Ignoramos tres cuartas partes de la vida de nuestras alumnas y alumnos, no sabemos cómo es su tarde, cuántos hermanos tienen que cuidar, si sus familias han podido pagar la factura de la luz, si hay ingresos en sus casas, si se sienten comprendidos o si saben digerir el caos cultural y lingüístico en el que viven a diario, si han tenido que ir a Cáritas o no.
Pero hoy he asistido a dos hechos sencillos que me han sujetado a la alegría: y es que, las personas que damos clase necesitamos poca o ningún agua para poder seguir caminando por el desierto. Así de adictivo es esto de la educación.
Quizá tres o cuatro chicas negras se han quitado las trenzas y se han dejado el pelo suelto. Una hermosa cabellera de rizos salvajes se expandía con libertad por encima de sus cabezas. Un gesto de afirmación o una muestra palpable de identidad, no lo sé. Pero me pregunto cuánta fuerza necesitaron para desamarrar las coletas en un planeta que les recuerda a diario las diferentes varas de medir.
Al acabar el día me he quedado hablando con grupo heterogéneo de alumnos y alumnas (heterogéneo en cuanto a raíces culturales). Hemos hablado de la Navidad, de la salud mental y de cómo la cuidamos quienes quizá menos lo necesitemos.
Educar es casi todos los días tener la sensación de subir una pesada piedra montaña arriba para luego volver a caer. Vivimos en una sociedad que educa sin querer, y lo hace cerrando los horizontes en torno al individualismo más atroz. No es un “sistema que no quiere que pensemos”, esta frase repetida como un mantra ha perdido su sentido a fuerza de usarla de forma vacua. Es una cuestión multicausal, es una cuestión de abandono, de desidia. Niños y niñas abandonados en lo esencial por los adultos y educados en lo esencial por algoritmos. No hay un sistema perverso que se frota las manos intentando evitar el librepensamiento. Ojalá lo hubiera, porque sería un enemigo claro a batir.

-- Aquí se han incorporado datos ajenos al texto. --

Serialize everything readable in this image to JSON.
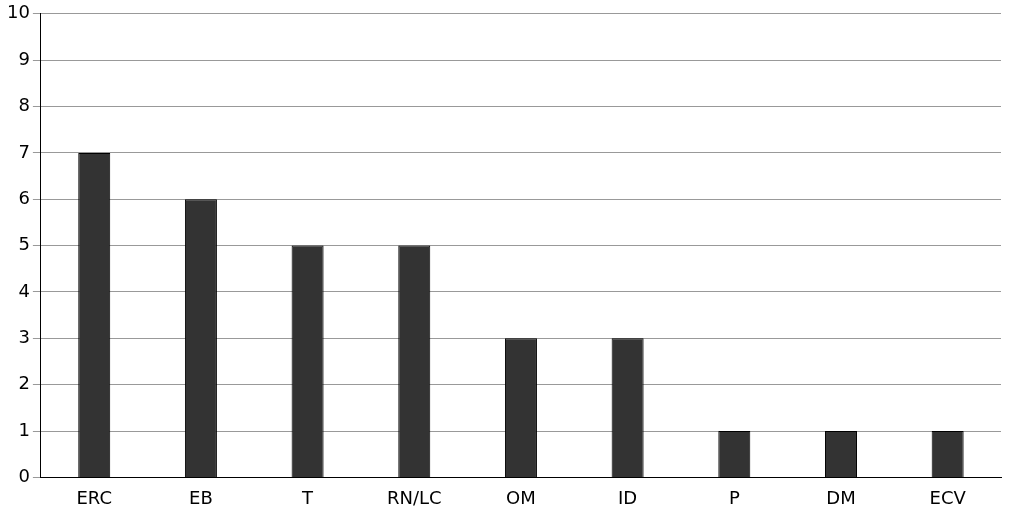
{
  "chart_data": {
    "type": "bar",
    "categories": [
      "ERC",
      "EB",
      "T",
      "RN/LC",
      "OM",
      "ID",
      "P",
      "DM",
      "ECV"
    ],
    "values": [
      7,
      6,
      5,
      5,
      3,
      3,
      1,
      1,
      1
    ],
    "color": "#333333",
    "ylim": [
      0,
      10
    ],
    "yticks": [
      0,
      1,
      2,
      3,
      4,
      5,
      6,
      7,
      8,
      9,
      10
    ],
    "grid": "y",
    "legend": false
  }
}
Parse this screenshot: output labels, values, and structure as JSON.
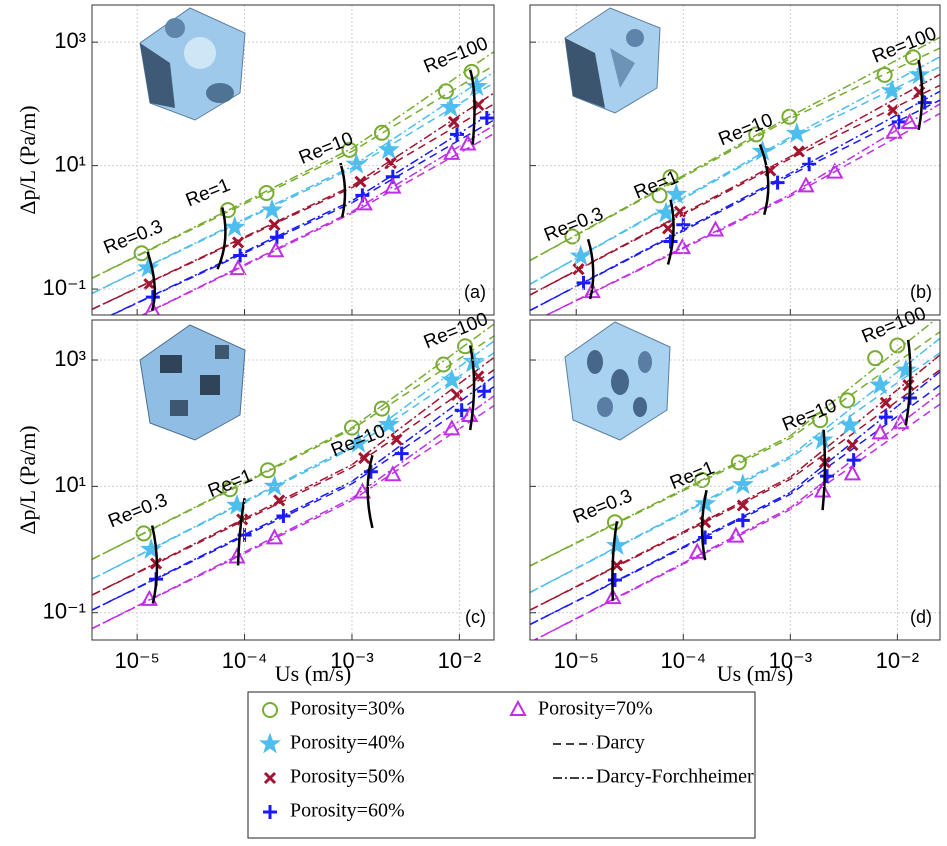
{
  "chart_data": [
    {
      "type": "scatter",
      "label": "(a)",
      "xlim": [
        3.8e-06,
        0.021
      ],
      "ylim": [
        0.038,
        4000
      ],
      "log_x": true,
      "log_y": true,
      "grid": true,
      "xticks": [
        1e-05,
        0.0001,
        0.001,
        0.01
      ],
      "yticks": [
        {
          "value": 0.1,
          "label": "10⁻¹"
        },
        {
          "value": 10,
          "label": "10¹"
        },
        {
          "value": 1000,
          "label": "10³"
        }
      ],
      "line_x": [
        3.8e-06,
        0.001,
        0.021
      ],
      "series": [
        {
          "x": [
            1.1e-05,
            7e-05,
            0.00016,
            0.00095,
            0.0019,
            0.0075,
            0.013
          ],
          "values": [
            0.38,
            1.9,
            3.6,
            18,
            34,
            160,
            330
          ],
          "df_values": [
            0.15,
            19,
            700
          ],
          "darcy_values": [
            0.15,
            17,
            420
          ]
        },
        {
          "x": [
            1.27e-05,
            8.1e-05,
            0.00018,
            0.0011,
            0.0022,
            0.0083,
            0.0145
          ],
          "values": [
            0.22,
            1.0,
            1.9,
            10.5,
            18,
            87,
            190
          ],
          "df_values": [
            0.085,
            9.7,
            330
          ],
          "darcy_values": [
            0.085,
            9,
            220
          ]
        },
        {
          "x": [
            1.3e-05,
            8.7e-05,
            0.00019,
            0.0012,
            0.0023,
            0.0089,
            0.015
          ],
          "values": [
            0.12,
            0.57,
            1.1,
            5.5,
            11,
            51,
            96
          ],
          "df_values": [
            0.047,
            4.7,
            150
          ],
          "darcy_values": [
            0.047,
            4.4,
            100
          ]
        },
        {
          "x": [
            1.4e-05,
            9.1e-05,
            0.0002,
            0.00125,
            0.0024,
            0.0095,
            0.018
          ],
          "values": [
            0.074,
            0.35,
            0.69,
            3.3,
            6.6,
            32,
            59
          ],
          "df_values": [
            0.027,
            2.7,
            75
          ],
          "darcy_values": [
            0.027,
            2.5,
            55
          ]
        },
        {
          "x": [
            1.38e-05,
            8.7e-05,
            0.000195,
            0.0013,
            0.0024,
            0.0085,
            0.012
          ],
          "values": [
            0.045,
            0.21,
            0.41,
            2.35,
            4.4,
            15.5,
            22
          ],
          "df_values": [
            0.015,
            1.8,
            45
          ],
          "darcy_values": [
            0.015,
            1.7,
            33
          ]
        }
      ],
      "re_lines": [
        {
          "label": "Re=0.3",
          "x": [
            1.25e-05,
            1.45e-05,
            1.38e-05
          ],
          "values": [
            0.4,
            0.12,
            0.045
          ]
        },
        {
          "label": "Re=1",
          "x": [
            6.2e-05,
            6.6e-05,
            5.6e-05
          ],
          "values": [
            2.1,
            0.65,
            0.21
          ]
        },
        {
          "label": "Re=10",
          "x": [
            0.00078,
            0.00086,
            0.00081
          ],
          "values": [
            11,
            4.1,
            1.45
          ]
        },
        {
          "label": "Re=100",
          "x": [
            0.0126,
            0.0138,
            0.0133
          ],
          "values": [
            355,
            115,
            22
          ]
        }
      ]
    },
    {
      "type": "scatter",
      "label": "(b)",
      "xlim": [
        3.7e-06,
        0.025
      ],
      "ylim": [
        0.038,
        4000
      ],
      "log_x": true,
      "log_y": true,
      "grid": true,
      "xticks": [
        1e-05,
        0.0001,
        0.001,
        0.01
      ],
      "yticks": [
        0.1,
        10,
        1000
      ],
      "line_x": [
        3.7e-06,
        0.001,
        0.025
      ],
      "series": [
        {
          "x": [
            9.2e-06,
            6e-05,
            7.6e-05,
            0.00048,
            0.00098,
            0.0076,
            0.014
          ],
          "values": [
            0.71,
            3.3,
            6.5,
            32,
            62,
            295,
            570
          ],
          "df_values": [
            0.29,
            63,
            1200
          ],
          "darcy_values": [
            0.29,
            58,
            800
          ]
        },
        {
          "x": [
            1.1e-05,
            6.9e-05,
            8.6e-05,
            0.00055,
            0.00115,
            0.0089,
            0.016
          ],
          "values": [
            0.34,
            1.7,
            3.4,
            17,
            33,
            162,
            295
          ],
          "df_values": [
            0.12,
            29,
            580
          ],
          "darcy_values": [
            0.12,
            27,
            400
          ]
        },
        {
          "x": [
            1.05e-05,
            7.2e-05,
            9.3e-05,
            0.00065,
            0.0012,
            0.0091,
            0.016
          ],
          "values": [
            0.21,
            0.96,
            1.8,
            8.3,
            17,
            79,
            155
          ],
          "df_values": [
            0.08,
            14,
            300
          ],
          "darcy_values": [
            0.08,
            13,
            200
          ]
        },
        {
          "x": [
            1.17e-05,
            7.6e-05,
            0.0001,
            0.00076,
            0.0015,
            0.0103,
            0.018
          ],
          "values": [
            0.126,
            0.59,
            1.1,
            5.3,
            10.5,
            51,
            105
          ],
          "df_values": [
            0.045,
            7.5,
            160
          ],
          "darcy_values": [
            0.045,
            7,
            115
          ]
        },
        {
          "x": [
            1.41e-05,
            9.8e-05,
            0.0002,
            0.0014,
            0.0026,
            0.0093,
            0.013
          ],
          "values": [
            0.089,
            0.46,
            0.89,
            4.6,
            7.7,
            34,
            49
          ],
          "df_values": [
            0.028,
            3.4,
            100
          ],
          "darcy_values": [
            0.028,
            3.2,
            70
          ]
        }
      ],
      "re_lines": [
        {
          "label": "Re=0.3",
          "x": [
            1.29e-05,
            1.44e-05,
            1.35e-05
          ],
          "values": [
            0.64,
            0.21,
            0.069
          ]
        },
        {
          "label": "Re=1",
          "x": [
            7.6e-05,
            8.1e-05,
            7.2e-05
          ],
          "values": [
            2.8,
            0.87,
            0.25
          ]
        },
        {
          "label": "Re=10",
          "x": [
            0.00052,
            0.00062,
            0.00057
          ],
          "values": [
            22,
            5.9,
            1.6
          ]
        },
        {
          "label": "Re=100",
          "x": [
            0.0158,
            0.017,
            0.0158
          ],
          "values": [
            515,
            140,
            38
          ]
        }
      ]
    },
    {
      "type": "scatter",
      "label": "(c)",
      "xlim": [
        3.8e-06,
        0.021
      ],
      "ylim": [
        0.037,
        4300
      ],
      "log_x": true,
      "log_y": true,
      "grid": true,
      "xticks": [
        {
          "value": 1e-05,
          "label": "10⁻⁵"
        },
        {
          "value": 0.0001,
          "label": "10⁻⁴"
        },
        {
          "value": 0.001,
          "label": "10⁻³"
        },
        {
          "value": 0.01,
          "label": "10⁻²"
        }
      ],
      "yticks": [
        {
          "value": 0.1,
          "label": "10⁻¹"
        },
        {
          "value": 10,
          "label": "10¹"
        },
        {
          "value": 1000,
          "label": "10³"
        }
      ],
      "line_x": [
        3.8e-06,
        0.001,
        0.021
      ],
      "series": [
        {
          "x": [
            1.15e-05,
            7.3e-05,
            0.000165,
            0.001,
            0.0019,
            0.0071,
            0.0113
          ],
          "values": [
            1.8,
            9,
            18,
            85,
            170,
            850,
            1650
          ],
          "df_values": [
            0.7,
            85,
            3700
          ],
          "darcy_values": [
            0.7,
            80,
            2400
          ]
        },
        {
          "x": [
            1.35e-05,
            8.5e-05,
            0.00019,
            0.00115,
            0.0022,
            0.0085,
            0.0135
          ],
          "values": [
            1.0,
            5,
            10,
            48,
            95,
            480,
            950
          ],
          "df_values": [
            0.34,
            43,
            2000
          ],
          "darcy_values": [
            0.34,
            40,
            1300
          ]
        },
        {
          "x": [
            1.5e-05,
            9.5e-05,
            0.00021,
            0.0013,
            0.0026,
            0.0095,
            0.015
          ],
          "values": [
            0.6,
            3,
            6,
            28,
            55,
            280,
            550
          ],
          "df_values": [
            0.19,
            22,
            1100
          ],
          "darcy_values": [
            0.19,
            20,
            700
          ]
        },
        {
          "x": [
            1.5e-05,
            0.0001,
            0.00023,
            0.0015,
            0.0029,
            0.0105,
            0.017
          ],
          "values": [
            0.34,
            1.7,
            3.4,
            17,
            33,
            160,
            320
          ],
          "df_values": [
            0.11,
            12,
            550
          ],
          "darcy_values": [
            0.11,
            11,
            380
          ]
        },
        {
          "x": [
            1.3e-05,
            8.5e-05,
            0.00019,
            0.00125,
            0.0024,
            0.0085,
            0.0125
          ],
          "values": [
            0.16,
            0.75,
            1.5,
            8,
            15,
            80,
            130
          ],
          "df_values": [
            0.056,
            6.5,
            270
          ],
          "darcy_values": [
            0.056,
            6,
            190
          ]
        }
      ],
      "re_lines": [
        {
          "label": "Re=0.3",
          "x": [
            1.38e-05,
            1.53e-05,
            1.4e-05
          ],
          "values": [
            2.4,
            0.56,
            0.14
          ]
        },
        {
          "label": "Re=1",
          "x": [
            0.0001,
            9.1e-05,
            8.7e-05
          ],
          "values": [
            6.5,
            2.0,
            0.56
          ]
        },
        {
          "label": "Re=10",
          "x": [
            0.00155,
            0.0014,
            0.00155
          ],
          "values": [
            31,
            8.7,
            2.2
          ]
        },
        {
          "label": "Re=100",
          "x": [
            0.0126,
            0.0137,
            0.0126
          ],
          "values": [
            1700,
            400,
            78
          ]
        }
      ]
    },
    {
      "type": "scatter",
      "label": "(d)",
      "xlim": [
        3.7e-06,
        0.025
      ],
      "ylim": [
        0.037,
        4300
      ],
      "log_x": true,
      "log_y": true,
      "grid": true,
      "xticks": [
        {
          "value": 1e-05,
          "label": "10⁻⁵"
        },
        {
          "value": 0.0001,
          "label": "10⁻⁴"
        },
        {
          "value": 0.001,
          "label": "10⁻³"
        },
        {
          "value": 0.01,
          "label": "10⁻²"
        }
      ],
      "yticks": [
        0.1,
        10,
        1000
      ],
      "line_x": [
        3.7e-06,
        0.001,
        0.025
      ],
      "series": [
        {
          "x": [
            2.3e-05,
            0.00015,
            0.00033,
            0.0019,
            0.0034,
            0.0062,
            0.01
          ],
          "values": [
            2.7,
            12.6,
            24,
            112,
            230,
            1070,
            1700
          ],
          "df_values": [
            0.55,
            63,
            5000
          ],
          "darcy_values": [
            0.55,
            58,
            2800
          ]
        },
        {
          "x": [
            2.4e-05,
            0.00016,
            0.00036,
            0.002,
            0.0036,
            0.0069,
            0.012
          ],
          "values": [
            1.15,
            5.3,
            10.6,
            54,
            93,
            400,
            690
          ],
          "df_values": [
            0.21,
            30,
            2200
          ],
          "darcy_values": [
            0.21,
            28,
            1300
          ]
        },
        {
          "x": [
            2.4e-05,
            0.00016,
            0.00036,
            0.0021,
            0.0038,
            0.0078,
            0.0127
          ],
          "values": [
            0.56,
            2.7,
            5.0,
            24,
            45,
            210,
            400
          ],
          "df_values": [
            0.11,
            14,
            1200
          ],
          "darcy_values": [
            0.11,
            13,
            700
          ]
        },
        {
          "x": [
            2.3e-05,
            0.00016,
            0.00036,
            0.0022,
            0.0039,
            0.0078,
            0.0131
          ],
          "values": [
            0.33,
            1.55,
            2.9,
            14.5,
            26,
            125,
            250
          ],
          "df_values": [
            0.065,
            8,
            650
          ],
          "darcy_values": [
            0.065,
            7.5,
            400
          ]
        },
        {
          "x": [
            2.2e-05,
            0.000135,
            0.00031,
            0.002,
            0.0038,
            0.0069,
            0.0107
          ],
          "values": [
            0.17,
            0.89,
            1.6,
            8.3,
            15.5,
            69,
            100
          ],
          "df_values": [
            0.034,
            4.6,
            300
          ],
          "darcy_values": [
            0.034,
            4.3,
            200
          ]
        }
      ],
      "re_lines": [
        {
          "label": "Re=0.3",
          "x": [
            2.4e-05,
            2.2e-05,
            2.2e-05
          ],
          "values": [
            2.8,
            0.68,
            0.155
          ]
        },
        {
          "label": "Re=1",
          "x": [
            0.000165,
            0.00015,
            0.00016
          ],
          "values": [
            8.7,
            2.4,
            0.68
          ]
        },
        {
          "label": "Re=10",
          "x": [
            0.00205,
            0.0021,
            0.002
          ],
          "values": [
            78,
            18,
            4.2
          ]
        },
        {
          "label": "Re=100",
          "x": [
            0.0126,
            0.0132,
            0.012
          ],
          "values": [
            2080,
            480,
            93
          ]
        }
      ]
    }
  ],
  "axis_labels": {
    "x": "Us (m/s)",
    "y": "Δp/L (Pa/m)"
  },
  "legend": {
    "series": [
      {
        "name": "Porosity=30%",
        "color": "#77ac30",
        "marker": "circle"
      },
      {
        "name": "Porosity=40%",
        "color": "#4dbeee",
        "marker": "star"
      },
      {
        "name": "Porosity=50%",
        "color": "#a2142f",
        "marker": "x"
      },
      {
        "name": "Porosity=60%",
        "color": "#1a1aff",
        "marker": "plus"
      },
      {
        "name": "Porosity=70%",
        "color": "#c12ee8",
        "marker": "triangle"
      }
    ],
    "lines": [
      {
        "name": "Darcy",
        "dash": "darcy"
      },
      {
        "name": "Darcy-Forchheimer",
        "dash": "df"
      }
    ]
  }
}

Más bien observamos mil motivos egoístas, un complejísimo entramado empresarial, económico y publicitario. Jornadas laborales que se alargan, derechos laborales que se recortan, familias que tienen que sobrevivir, horas y horas de pantallas sin regular. Una red de motivos a corto plazo y ningún horizonte común a largo. Las personas que trabajamos en educación observamos leyes educativas que responden a presiones ajenas a la propia educación. Y pasamos del enfado a la resignación y de la resignación a la indiferencia.
Pero volvamos a la microhistoria, al micromundo que es un instituto, porque ahí encuentran nuestros anhelos el impulso y nuestra esperanza el martillo que la destroza. Esto sucede a la vez y casi siempre a partes iguales. Vemos a diario que más personas defienden posturas a favor de totalitarismos, actitudes discriminatorias y abiertamente egoístas. Un reflejo terriblemente cruel, el que nos devuelve el espejo.
Pero más de cerca, amigos, más de cerca a veces se observa el brillo del asombro en la mirada, un pelo salvajemente rizado, un pensamiento corriendo libre por boca de una alumna o un alumno encontrando “un lugar seguro en el mundo”: un pequeño átomo de libertad abriéndose camino en sus cabezas, por encima de sus cabezas y de paso en nuestros corazones.